Morsi’s ousted government had said it would purchase 4 million to 5 million tonnes of local wheat but had only bought 3.7 million tonnes of home-grown wheat during the harvest which ended last month.

RE-SUPPLYING

Political turmoil and street violence since the January 2011 uprising that ousted veteran autocrat Hosni Mubarak have steadily driven Egypt into a deep economic crisis, scaring off investors and tourists and draining foreign currency reserves needed to secure critical imports like wheat and fuel.

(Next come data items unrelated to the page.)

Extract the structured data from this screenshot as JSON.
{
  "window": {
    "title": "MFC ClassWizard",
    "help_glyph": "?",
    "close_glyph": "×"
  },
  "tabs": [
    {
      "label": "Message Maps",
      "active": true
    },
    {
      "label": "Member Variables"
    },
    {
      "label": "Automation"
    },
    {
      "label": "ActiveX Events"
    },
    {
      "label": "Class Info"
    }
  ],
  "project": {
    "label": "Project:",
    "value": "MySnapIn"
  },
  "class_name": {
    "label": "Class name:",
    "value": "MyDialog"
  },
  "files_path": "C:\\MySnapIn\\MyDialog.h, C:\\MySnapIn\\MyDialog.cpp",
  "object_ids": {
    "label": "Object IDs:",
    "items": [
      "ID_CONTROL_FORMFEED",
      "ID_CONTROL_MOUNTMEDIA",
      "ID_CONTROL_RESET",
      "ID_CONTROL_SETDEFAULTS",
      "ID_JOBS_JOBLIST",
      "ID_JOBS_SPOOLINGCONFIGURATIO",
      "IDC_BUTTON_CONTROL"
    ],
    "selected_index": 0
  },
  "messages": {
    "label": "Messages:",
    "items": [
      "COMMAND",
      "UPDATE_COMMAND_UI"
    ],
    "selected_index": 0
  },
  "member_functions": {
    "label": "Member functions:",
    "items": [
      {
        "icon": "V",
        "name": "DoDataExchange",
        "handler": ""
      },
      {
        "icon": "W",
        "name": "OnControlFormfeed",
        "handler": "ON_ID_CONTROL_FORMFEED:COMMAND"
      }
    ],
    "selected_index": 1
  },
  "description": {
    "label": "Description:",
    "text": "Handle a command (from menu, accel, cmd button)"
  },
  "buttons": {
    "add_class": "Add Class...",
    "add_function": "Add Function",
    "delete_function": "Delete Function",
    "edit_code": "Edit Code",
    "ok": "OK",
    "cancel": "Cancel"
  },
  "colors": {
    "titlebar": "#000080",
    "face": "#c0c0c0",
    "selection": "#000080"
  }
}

Abu Shadi said he was optimistic that the economy would begin to recover, saying this would come as the political and security situation stabilised, but did not give details on how the government would pay for his plans for rebuilding stocks.

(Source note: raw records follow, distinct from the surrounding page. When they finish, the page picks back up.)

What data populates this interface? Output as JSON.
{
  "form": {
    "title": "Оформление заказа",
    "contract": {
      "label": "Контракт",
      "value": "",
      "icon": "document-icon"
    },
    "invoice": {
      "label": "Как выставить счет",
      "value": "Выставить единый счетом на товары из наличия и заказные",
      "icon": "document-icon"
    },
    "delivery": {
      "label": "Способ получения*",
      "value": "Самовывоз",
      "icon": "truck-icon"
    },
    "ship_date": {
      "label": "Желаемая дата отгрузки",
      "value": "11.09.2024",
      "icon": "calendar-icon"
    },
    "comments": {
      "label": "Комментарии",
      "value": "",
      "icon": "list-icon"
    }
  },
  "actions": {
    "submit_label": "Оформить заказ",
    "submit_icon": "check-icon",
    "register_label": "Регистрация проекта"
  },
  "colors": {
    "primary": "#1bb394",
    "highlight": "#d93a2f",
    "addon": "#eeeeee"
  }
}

He said he did not have details of his ministry’s budget, but said that a recent package of $12 billion in loans and grants from Gulf nations was enough to support Egypt through the transition, echoing similar comments by the new planning minister last week.

Abu Shadi said he would work to boost next season’s local wheat harvest, which runs from April to June, to reduce dependence on imports.

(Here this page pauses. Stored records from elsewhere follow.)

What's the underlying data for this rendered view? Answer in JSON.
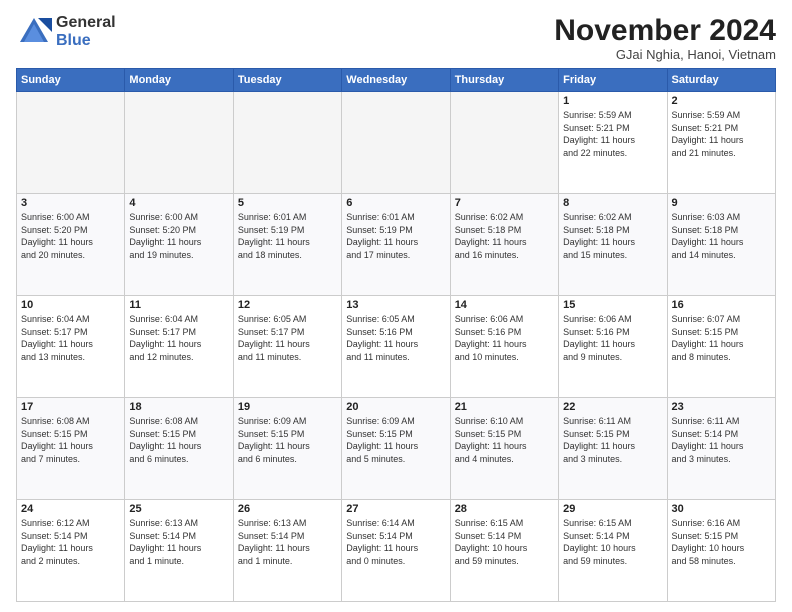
{
  "logo": {
    "general": "General",
    "blue": "Blue"
  },
  "title": "November 2024",
  "subtitle": "GJai Nghia, Hanoi, Vietnam",
  "days_header": [
    "Sunday",
    "Monday",
    "Tuesday",
    "Wednesday",
    "Thursday",
    "Friday",
    "Saturday"
  ],
  "weeks": [
    [
      {
        "day": "",
        "info": ""
      },
      {
        "day": "",
        "info": ""
      },
      {
        "day": "",
        "info": ""
      },
      {
        "day": "",
        "info": ""
      },
      {
        "day": "",
        "info": ""
      },
      {
        "day": "1",
        "info": "Sunrise: 5:59 AM\nSunset: 5:21 PM\nDaylight: 11 hours\nand 22 minutes."
      },
      {
        "day": "2",
        "info": "Sunrise: 5:59 AM\nSunset: 5:21 PM\nDaylight: 11 hours\nand 21 minutes."
      }
    ],
    [
      {
        "day": "3",
        "info": "Sunrise: 6:00 AM\nSunset: 5:20 PM\nDaylight: 11 hours\nand 20 minutes."
      },
      {
        "day": "4",
        "info": "Sunrise: 6:00 AM\nSunset: 5:20 PM\nDaylight: 11 hours\nand 19 minutes."
      },
      {
        "day": "5",
        "info": "Sunrise: 6:01 AM\nSunset: 5:19 PM\nDaylight: 11 hours\nand 18 minutes."
      },
      {
        "day": "6",
        "info": "Sunrise: 6:01 AM\nSunset: 5:19 PM\nDaylight: 11 hours\nand 17 minutes."
      },
      {
        "day": "7",
        "info": "Sunrise: 6:02 AM\nSunset: 5:18 PM\nDaylight: 11 hours\nand 16 minutes."
      },
      {
        "day": "8",
        "info": "Sunrise: 6:02 AM\nSunset: 5:18 PM\nDaylight: 11 hours\nand 15 minutes."
      },
      {
        "day": "9",
        "info": "Sunrise: 6:03 AM\nSunset: 5:18 PM\nDaylight: 11 hours\nand 14 minutes."
      }
    ],
    [
      {
        "day": "10",
        "info": "Sunrise: 6:04 AM\nSunset: 5:17 PM\nDaylight: 11 hours\nand 13 minutes."
      },
      {
        "day": "11",
        "info": "Sunrise: 6:04 AM\nSunset: 5:17 PM\nDaylight: 11 hours\nand 12 minutes."
      },
      {
        "day": "12",
        "info": "Sunrise: 6:05 AM\nSunset: 5:17 PM\nDaylight: 11 hours\nand 11 minutes."
      },
      {
        "day": "13",
        "info": "Sunrise: 6:05 AM\nSunset: 5:16 PM\nDaylight: 11 hours\nand 11 minutes."
      },
      {
        "day": "14",
        "info": "Sunrise: 6:06 AM\nSunset: 5:16 PM\nDaylight: 11 hours\nand 10 minutes."
      },
      {
        "day": "15",
        "info": "Sunrise: 6:06 AM\nSunset: 5:16 PM\nDaylight: 11 hours\nand 9 minutes."
      },
      {
        "day": "16",
        "info": "Sunrise: 6:07 AM\nSunset: 5:15 PM\nDaylight: 11 hours\nand 8 minutes."
      }
    ],
    [
      {
        "day": "17",
        "info": "Sunrise: 6:08 AM\nSunset: 5:15 PM\nDaylight: 11 hours\nand 7 minutes."
      },
      {
        "day": "18",
        "info": "Sunrise: 6:08 AM\nSunset: 5:15 PM\nDaylight: 11 hours\nand 6 minutes."
      },
      {
        "day": "19",
        "info": "Sunrise: 6:09 AM\nSunset: 5:15 PM\nDaylight: 11 hours\nand 6 minutes."
      },
      {
        "day": "20",
        "info": "Sunrise: 6:09 AM\nSunset: 5:15 PM\nDaylight: 11 hours\nand 5 minutes."
      },
      {
        "day": "21",
        "info": "Sunrise: 6:10 AM\nSunset: 5:15 PM\nDaylight: 11 hours\nand 4 minutes."
      },
      {
        "day": "22",
        "info": "Sunrise: 6:11 AM\nSunset: 5:15 PM\nDaylight: 11 hours\nand 3 minutes."
      },
      {
        "day": "23",
        "info": "Sunrise: 6:11 AM\nSunset: 5:14 PM\nDaylight: 11 hours\nand 3 minutes."
      }
    ],
    [
      {
        "day": "24",
        "info": "Sunrise: 6:12 AM\nSunset: 5:14 PM\nDaylight: 11 hours\nand 2 minutes."
      },
      {
        "day": "25",
        "info": "Sunrise: 6:13 AM\nSunset: 5:14 PM\nDaylight: 11 hours\nand 1 minute."
      },
      {
        "day": "26",
        "info": "Sunrise: 6:13 AM\nSunset: 5:14 PM\nDaylight: 11 hours\nand 1 minute."
      },
      {
        "day": "27",
        "info": "Sunrise: 6:14 AM\nSunset: 5:14 PM\nDaylight: 11 hours\nand 0 minutes."
      },
      {
        "day": "28",
        "info": "Sunrise: 6:15 AM\nSunset: 5:14 PM\nDaylight: 10 hours\nand 59 minutes."
      },
      {
        "day": "29",
        "info": "Sunrise: 6:15 AM\nSunset: 5:14 PM\nDaylight: 10 hours\nand 59 minutes."
      },
      {
        "day": "30",
        "info": "Sunrise: 6:16 AM\nSunset: 5:15 PM\nDaylight: 10 hours\nand 58 minutes."
      }
    ]
  ]
}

But the minister said international purchases would continue. “We are open to everyone,” he said, saying the government would “definitely” issue more tenders, though he did not specify when.

He singled out Russia, one of Egypt’s main wheat suppliers, saying that his ministry would speak with officials there “within days” to discuss price and payment facilities.

Russia’s Agriculture Ministry offered last week to hold discussions on possible humanitarian deliveries of wheat to Egypt.

Abu Shadi dismissed that possibility: “No one gives a grant of wheat,” he said.

“PROTECTING” SUBSIDIES

In his previous work as a senior official in the Supplies Ministry, he built a reputation for targeting theft and corruption in a subsidies scheme that is notorious for being abused.

But the current state of the supply system shows that his efforts had limited success. Bread and fuel subsidies eat up more than 106 billion Egyptian pounds ($15.14 billion)annually.

Despite his plans to purchase more imported wheat and increase local production, Abu Shadi did not reveal any parallel plans to clamp down on waste and losses in the supply system that could help to plug a budget deficit that has ballooned since the 2011 uprising.

Admitting it would not be possible to completely stop fuel smuggling or corruption in the subsidised bread system, Abu Shadi said increased security measures were the answer to targeting “criminals”.

He pledged to “protect” the subsidies system for “those who need it”, and said any reforms to the system would only happen after securing broad consensus from all groups with the consumers of the products being the priority.

Reform of the broken system was viewed as a prerequisite to securing a $4.8 billion loan from the International Monetary Fund that Morsi’s administration had sought this year.

Months of talks ran aground with the government unable to agree to steep cuts to the unaffordable food and fuel subsidies.

He also said the government would go ahead with a smart card system pushed by Morsi’s government in an attempt to reduce the state’s expensive energy bill, another step towards meeting the IMF’s terms for the loan.

“We will complete the system of smart cards … it will be the beginning of the citizen’s right to obtain the quantities they want and after a period, we will determine the consumption amount for citizens.”